How do you usually begin writing a new song? 

Honestly, I play piano and when I break down things like classical songs and really get into a composer's head its always crazy to me, because it’s as if they meticulously plan out everything that’s going to happen before writing. My process, most of the time, is a little messier. Sometimes I'm doing a classical piece and I hear an interesting chord and it instantly inspires something completely different in my head, or I make crazy chords I didn’t know existed but definitely had unbeknownst to me, and build from there. I have an idea page with unused lyrics in my songbook with a cross off system and so sometimes I use those lyrics. Other times the lyrics and melody come first, and I build the instrumental around that.  

What are your hopes/goals in the future? 
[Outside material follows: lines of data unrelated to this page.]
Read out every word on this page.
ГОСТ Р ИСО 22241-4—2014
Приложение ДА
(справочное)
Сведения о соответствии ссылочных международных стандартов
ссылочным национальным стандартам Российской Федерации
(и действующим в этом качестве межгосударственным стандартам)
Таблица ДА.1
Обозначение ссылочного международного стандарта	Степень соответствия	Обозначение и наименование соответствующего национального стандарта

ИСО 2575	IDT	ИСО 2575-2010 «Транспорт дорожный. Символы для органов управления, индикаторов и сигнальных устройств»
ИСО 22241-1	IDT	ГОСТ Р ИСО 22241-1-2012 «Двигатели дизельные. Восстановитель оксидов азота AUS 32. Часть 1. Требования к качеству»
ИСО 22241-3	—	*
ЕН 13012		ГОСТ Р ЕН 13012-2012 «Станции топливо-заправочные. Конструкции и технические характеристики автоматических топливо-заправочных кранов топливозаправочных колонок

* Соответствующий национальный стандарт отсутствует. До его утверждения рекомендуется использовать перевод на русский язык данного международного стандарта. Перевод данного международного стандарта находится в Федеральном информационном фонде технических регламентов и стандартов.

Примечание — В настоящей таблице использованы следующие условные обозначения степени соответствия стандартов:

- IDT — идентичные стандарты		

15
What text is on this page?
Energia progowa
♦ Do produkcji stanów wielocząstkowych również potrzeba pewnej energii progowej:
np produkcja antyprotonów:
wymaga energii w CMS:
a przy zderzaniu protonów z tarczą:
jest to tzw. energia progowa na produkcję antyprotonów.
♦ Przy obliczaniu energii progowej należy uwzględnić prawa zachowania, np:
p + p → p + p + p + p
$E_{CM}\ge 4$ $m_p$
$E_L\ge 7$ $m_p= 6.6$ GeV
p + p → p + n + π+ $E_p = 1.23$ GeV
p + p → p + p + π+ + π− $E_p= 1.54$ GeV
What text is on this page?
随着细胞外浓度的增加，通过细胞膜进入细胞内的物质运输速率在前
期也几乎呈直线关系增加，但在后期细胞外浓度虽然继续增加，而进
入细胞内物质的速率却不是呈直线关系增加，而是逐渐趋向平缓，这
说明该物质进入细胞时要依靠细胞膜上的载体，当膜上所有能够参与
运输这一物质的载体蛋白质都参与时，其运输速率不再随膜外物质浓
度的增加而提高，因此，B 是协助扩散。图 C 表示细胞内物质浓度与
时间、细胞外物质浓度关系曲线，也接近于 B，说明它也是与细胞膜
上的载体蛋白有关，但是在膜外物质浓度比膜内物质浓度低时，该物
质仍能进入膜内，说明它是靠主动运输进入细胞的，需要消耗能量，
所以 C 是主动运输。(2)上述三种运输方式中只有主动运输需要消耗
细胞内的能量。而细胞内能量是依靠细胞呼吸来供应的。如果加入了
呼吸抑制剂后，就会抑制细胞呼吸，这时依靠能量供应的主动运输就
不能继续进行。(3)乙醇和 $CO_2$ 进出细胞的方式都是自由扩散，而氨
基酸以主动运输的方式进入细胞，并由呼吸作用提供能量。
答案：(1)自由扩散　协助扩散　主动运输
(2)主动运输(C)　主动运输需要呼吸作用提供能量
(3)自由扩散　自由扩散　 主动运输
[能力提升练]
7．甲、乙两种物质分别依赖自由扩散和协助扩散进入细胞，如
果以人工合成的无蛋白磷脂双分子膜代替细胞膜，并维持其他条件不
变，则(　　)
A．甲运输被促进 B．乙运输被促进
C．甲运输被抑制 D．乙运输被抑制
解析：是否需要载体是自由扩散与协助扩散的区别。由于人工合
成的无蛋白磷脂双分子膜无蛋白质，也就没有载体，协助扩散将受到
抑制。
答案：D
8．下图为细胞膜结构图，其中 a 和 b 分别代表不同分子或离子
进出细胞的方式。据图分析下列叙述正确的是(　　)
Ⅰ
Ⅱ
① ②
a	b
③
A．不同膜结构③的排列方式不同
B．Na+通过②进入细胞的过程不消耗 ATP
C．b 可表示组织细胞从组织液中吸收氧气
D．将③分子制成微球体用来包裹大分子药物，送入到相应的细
In the near future I have a few songs that I'm juggling with that I'd like to release. Looking forward I want to learn as much as I can about music, songwriting, and production as I can. I think it's so important to have knowledge of what you're doing whether you're behind the song, the production, the instrument, the microphone, or the staging. It's very easy to give up when you feel you can give no more, but the more you know the more you can give. The ultimate goal is that I can end up writing for other people while also putting in time to my own music, a good balance.  

What's a piece of advice you'd give to other pupils in the school hoping to write and record their own music? 

Something that I always thank myself for is never discarding an idea even if I hate it. Whether it’s a 10 second voice memo of figuring out a melody, a lyric you thought of on the bus to school, or something you saw that day, write it down! Keep it because it's so likely that you will use it, and if it genuinely is not to your standard in the future and you can't work it into anything, at least you have a progress marker. Another piece of advice I have is, if you are sitting down to write a song, finish it! Set yourself a date you want the bones of it to be done by, a time frame you can achieve, you might even surprise yourself and finish it sooner. With school for me it can take a week, but on a weekend, a half-term or break it could take a day. After you have the bones of a song its always so fun changing the lyrics that are just placeholders and expanding on the general arrangement. Always expanding your knowledge of your instruments is also crucial because it subconsciously translates into your writing.